Arabie saoudite: une militante dénonce "le silence imposé" aux dissidents
Une militante saoudienne des droits humains est apparue mercredi à distance lors d'un forum de l'ONU organisé en Arabie saoudite pour dénoncer le "silence imposé" aux dissidents dans le royaume du Golfe.
L'intervention de Lina al-Hathloul à l'Internet Governance Forum est une rare critique directe du prince héritier Mohammed ben Salmane, le dirigeant de facto du royaume, exprimée sur le sol saoudien et qualifiée par Human Rights Watch (HRW) d'"historique".
Les organisateurs ont ouvert le forum par une minute de silence en hommage aux opposants politiques "qui sont arbitrairement détenus" en Arabie saoudite et ailleurs au Moyen-Orient.
Une chaise vide a été placée à côté du modérateur, ainsi qu'un badge portant le nom de Mme Hathloul, actuellement à l'étranger. Cette chaise vide "est un symbole brutal du silence auquel sont confrontés tant d'entre nous", a déclaré Mme Hathloul par visioconférence.
Responsable de la communication de l'organisation de défense des droits humains ALQST, basée à Londres, cette militante suit de près la multiplication des exécutions de condamnés à mort en Arabie saoudite et les poursuites liées aux délits en ligne.
Dans le pays, "personne n'est en sécurité et même ce que l'on considère comme une critique légère peut devenir un crime", a-t-elle déclaré.
Mme Hathloul est la soeur de Loujain al-Hathloul, une militante qui a fait campagne pour que les femmes puissent conduire et pour mettre fin au système de tutelle en Arabie saoudite, qui oblige les femmes à obtenir l'autorisation de parents masculins pour de nombreuses démarches, comme voyager.
Arrêtée en mars 2018 aux Emirats arabes unis et envoyée de force en Arabie saoudite, Loujain al-Hathloul y a passé plus de deux ans derrière les barreaux. Mise en liberté surveillée en février 2021, il lui est interdit de quitter le royaume pendant cinq ans.
Lina al-Hathloul a fait allusion à l'interdiction de voyager. "J'avais espéré être parmi vous mais en raison de problèmes de sécurité et des interdictions de voyager illégales imposées à ma famille depuis 2018, cela reste impossible pour l'instant", a-t-elle déclaré.

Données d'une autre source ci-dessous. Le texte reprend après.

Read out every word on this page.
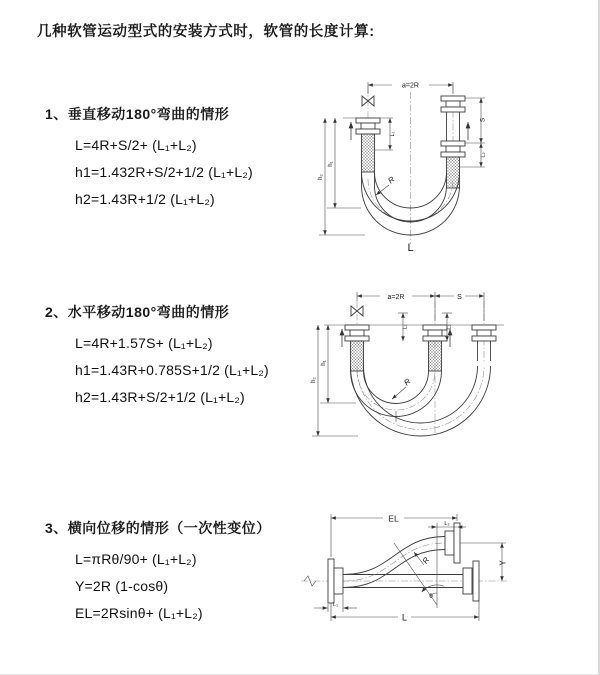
几种软管运动型式的安装方式时，软管的长度计算:
1、垂直移动180°弯曲的情形
L=4R+S/2+ (L₁+L₂)
h1=1.432R+S/2+1/2 (L₁+L₂)
h2=1.43R+1/2 (L₁+L₂)
a=2R
h₁
h₂
L₁
S
L₂
R
L
2、水平移动180°弯曲的情形
L=4R+1.57S+ (L₁+L₂)
h1=1.43R+0.785S+1/2 (L₁+L₂)
h2=1.43R+S/2+1/2 (L₁+L₂)
a=2R	S
h₁
h₂
L₁	L₂
R
3、横向位移的情形（一次性变位）
L=πRθ/90+ (L₁+L₂)
Y=2R (1-cosθ)
EL=2Rsinθ+ (L₁+L₂)
EL
L₂
Y
L
L₁
R
θ
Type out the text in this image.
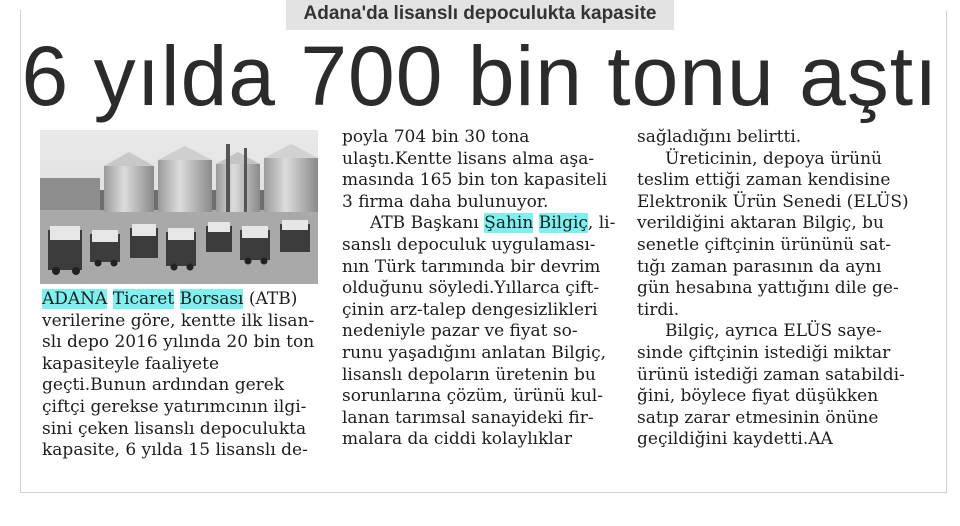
Adana'da lisanslı depoculukta kapasite
6 yılda 700 bin tonu aştı

ADANA Ticaret Borsası (ATB)

verilerine göre, kentte ilk lisan-

slı depo 2016 yılında 20 bin ton

kapasiteyle faaliyete

geçti.Bunun ardından gerek

çiftçi gerekse yatırımcının ilgi-

sini çeken lisanslı depoculukta

kapasite, 6 yılda 15 lisanslı de-

poyla 704 bin 30 tona

ulaştı.Kentte lisans alma aşa-

masında 165 bin ton kapasiteli

3 firma daha bulunuyor.

ATB Başkanı Şahin Bilgiç, li-

sanslı depoculuk uygulaması-

nın Türk tarımında bir devrim

olduğunu söyledi.Yıllarca çift-

çinin arz-talep dengesizlikleri

nedeniyle pazar ve fiyat so-

runu yaşadığını anlatan Bilgiç,

lisanslı depoların üretenin bu

sorunlarına çözüm, ürünü kul-

lanan tarımsal sanayideki fir-

malara da ciddi kolaylıklar

sağladığını belirtti.

Üreticinin, depoya ürünü

teslim ettiği zaman kendisine

Elektronik Ürün Senedi (ELÜS)

verildiğini aktaran Bilgiç, bu

senetle çiftçinin ürününü sat-

tığı zaman parasının da aynı

gün hesabına yattığını dile ge-

tirdi.

Bilgiç, ayrıca ELÜS saye-

sinde çiftçinin istediği miktar

ürünü istediği zaman satabildi-

ğini, böylece fiyat düşükken

satıp zarar etmesinin önüne

geçildiğini kaydetti.AA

L'Arabie saoudite tente d'adoucir son image par des réformes sociales, notamment en autorisant les femmes à conduire et en réintroduisant les cinémas.
Mais HRW a indiqué la semaine dernière que "des dizaines de personnes restent emprisonnées pour s'être exprimées pacifiquement en ligne" et nombre d'entre elles sont poursuivis en vertu d'une loi antiterroriste adoptée en 2017.
- Traité sur la cybercriminalité -
La monarchie saoudienne ne tolère pas l'opposition politique et restreint les activités des groupes de défense des droits humains locaux et étrangers.
Toutefois, dans le cadre des efforts déployés par le prince Mohammed pour soigner l'image du royaume sur la scène internationale, Ryad a accueilli coup sur coup deux réunions de grande envergure de l'ONU qui ont vu la participation de la société civile.
Début décembre, le royaume a accueilli la COP16, une conférence de l'ONU contre la désertification, qui a réuni 196 pays et l'Union européenne et a vu la participation de nombreux militants.
Cette semaine, des membres du personnel de HRW ont participé au forum. Il s'agit la première délégation officielle de l'organisation en Arabie saoudite depuis 2015.
Amnesty International a également envoyé sa toute première délégation dans le royaume.
Les travaux se sont concentrés mercredi sur un traité des Nations unies ciblant la cybercriminalité, le premier de ce type, que les Etats membres ont approuvé en août malgré l'opposition farouche des militants des droits humains qui ont mis en garde contre les dangers potentiels de la surveillance des contenus en ligne.
Les détracteurs du traité - une alliance inhabituelle de défenseurs des droits humains et de grandes entreprises technologiques - affirment que son champ d'application est beaucoup trop large et qu'il pourrait constituer un traité de "surveillance" mondial et être utilisé à des fins de répression.
Pour Lina al-Hathloul, l'Arabie saoudite est "un exemple édifiant" de la manière dont le traité pourrait favoriser la répression des opposants.
"La société civile ne peut plus s'exprimer en toute indépendance et ceux qui osent exprimer ce qui constitue pour les autorités des discours dissidents sont souvent réduits au silence par l'emprisonnement ou (par des méthodes) pires encore", a-t-elle affirmé.
Les autorités saoudiennes affirment que les poursuites décriées par les défenseurs des droits humains concernent des crimes liés au "terrorisme" et à la perturbation de l'ordre public.